Meet with our recent study on optical computing, SOLO https://t.co/PC8YjstQli We demonstrate an optical computing framework based on spatiotemporal effects in multimode fibers for a range of learning tasks from classifying COVID-19 cases and speech recognition to predicting age.
— Ugur Tegin (@u_tegin) December 24, 2020
8. TicketTalk: Toward human-level performance with end-to-end, transaction-based dialog systems
Bill Byrne, Karthik Krishnamoorthi, Saravanan Ganesh, Mihir Sanjay Kale
We present a data-driven, end-to-end approach to transaction-based dialog systems that performs at near-human levels in terms of verbal response quality and factual grounding accuracy.
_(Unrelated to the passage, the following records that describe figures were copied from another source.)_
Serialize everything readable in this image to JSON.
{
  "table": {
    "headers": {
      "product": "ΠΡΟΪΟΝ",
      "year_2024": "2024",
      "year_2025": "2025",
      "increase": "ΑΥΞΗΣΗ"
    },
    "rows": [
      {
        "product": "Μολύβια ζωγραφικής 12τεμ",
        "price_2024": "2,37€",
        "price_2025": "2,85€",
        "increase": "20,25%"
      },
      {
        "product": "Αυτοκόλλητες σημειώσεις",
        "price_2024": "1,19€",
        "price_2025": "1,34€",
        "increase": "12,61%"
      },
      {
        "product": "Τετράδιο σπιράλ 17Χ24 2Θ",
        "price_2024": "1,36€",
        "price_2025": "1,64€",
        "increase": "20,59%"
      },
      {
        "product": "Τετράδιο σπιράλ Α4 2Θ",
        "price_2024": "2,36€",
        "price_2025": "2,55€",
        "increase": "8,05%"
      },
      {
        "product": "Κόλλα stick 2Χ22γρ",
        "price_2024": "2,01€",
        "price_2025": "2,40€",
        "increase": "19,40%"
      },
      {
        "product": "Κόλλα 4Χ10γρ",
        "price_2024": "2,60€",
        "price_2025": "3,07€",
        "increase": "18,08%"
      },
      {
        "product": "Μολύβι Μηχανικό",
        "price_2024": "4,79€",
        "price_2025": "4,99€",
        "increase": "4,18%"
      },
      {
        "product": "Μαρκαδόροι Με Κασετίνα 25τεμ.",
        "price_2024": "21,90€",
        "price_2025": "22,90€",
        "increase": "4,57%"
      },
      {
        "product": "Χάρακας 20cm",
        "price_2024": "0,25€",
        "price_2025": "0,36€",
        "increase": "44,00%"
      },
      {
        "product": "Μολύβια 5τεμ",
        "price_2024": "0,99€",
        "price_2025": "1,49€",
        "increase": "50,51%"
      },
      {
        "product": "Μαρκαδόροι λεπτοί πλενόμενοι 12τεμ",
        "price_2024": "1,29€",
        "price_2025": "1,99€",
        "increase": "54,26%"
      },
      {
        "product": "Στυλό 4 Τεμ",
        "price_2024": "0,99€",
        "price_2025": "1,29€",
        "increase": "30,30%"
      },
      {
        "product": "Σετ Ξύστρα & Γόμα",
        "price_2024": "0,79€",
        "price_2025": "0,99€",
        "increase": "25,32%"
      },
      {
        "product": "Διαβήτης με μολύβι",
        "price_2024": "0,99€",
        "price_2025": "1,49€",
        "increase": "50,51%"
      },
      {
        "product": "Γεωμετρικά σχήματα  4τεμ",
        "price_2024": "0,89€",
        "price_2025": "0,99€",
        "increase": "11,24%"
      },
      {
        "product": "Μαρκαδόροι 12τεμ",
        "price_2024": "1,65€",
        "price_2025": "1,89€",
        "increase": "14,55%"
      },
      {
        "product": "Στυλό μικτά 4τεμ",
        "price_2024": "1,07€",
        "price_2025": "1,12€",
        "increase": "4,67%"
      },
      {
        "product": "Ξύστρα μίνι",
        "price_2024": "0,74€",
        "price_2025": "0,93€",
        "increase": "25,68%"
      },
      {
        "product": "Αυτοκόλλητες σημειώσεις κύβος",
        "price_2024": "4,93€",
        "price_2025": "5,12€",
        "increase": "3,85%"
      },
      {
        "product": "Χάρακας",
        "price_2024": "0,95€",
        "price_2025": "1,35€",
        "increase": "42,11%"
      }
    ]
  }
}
We show that two essential components of the system produce these results: a sufficiently large and diverse, in-domain labeled dataset, and a neural network-based, pre-trained model that generates both verbal responses and API call predictions. In terms of data, we introduce TicketTalk, a movie ticketing dialog dataset with 23,789 annotated conversations. The movie ticketing conversations range from completely open-ended and unrestricted to more structured, both in terms of their knowledge base, discourse features, and number of turns. In qualitative human evaluations, model-generated responses trained on just 10,000 TicketTalk dialogs were rated to “make sense” 86.5 percent of the time, almost the same as human responses in the same contexts. Our simple, API-focused annotation schema results in a much easier labeling task making it faster and more cost effective. It is also the key component for being able to predict API calls accurately. We handle factual grounding by incorporating API calls in the training data, allowing our model to learn which actions to take and when. Trained on the same 10,000-dialog set, the model’s API call predictions were rated to be correct 93.9 percent of the time in our evaluations, surpassing the ratings for the corresponding human labels. We show how API prediction and response generation scores improve as the dataset size incrementally increases from 5000 to 21,000 dialogs. Our analysis also clearly illustrates the benefits of pre-training. We are publicly releasing the TicketTalk dataset with this paper to facilitate future work on transaction-based dialogs.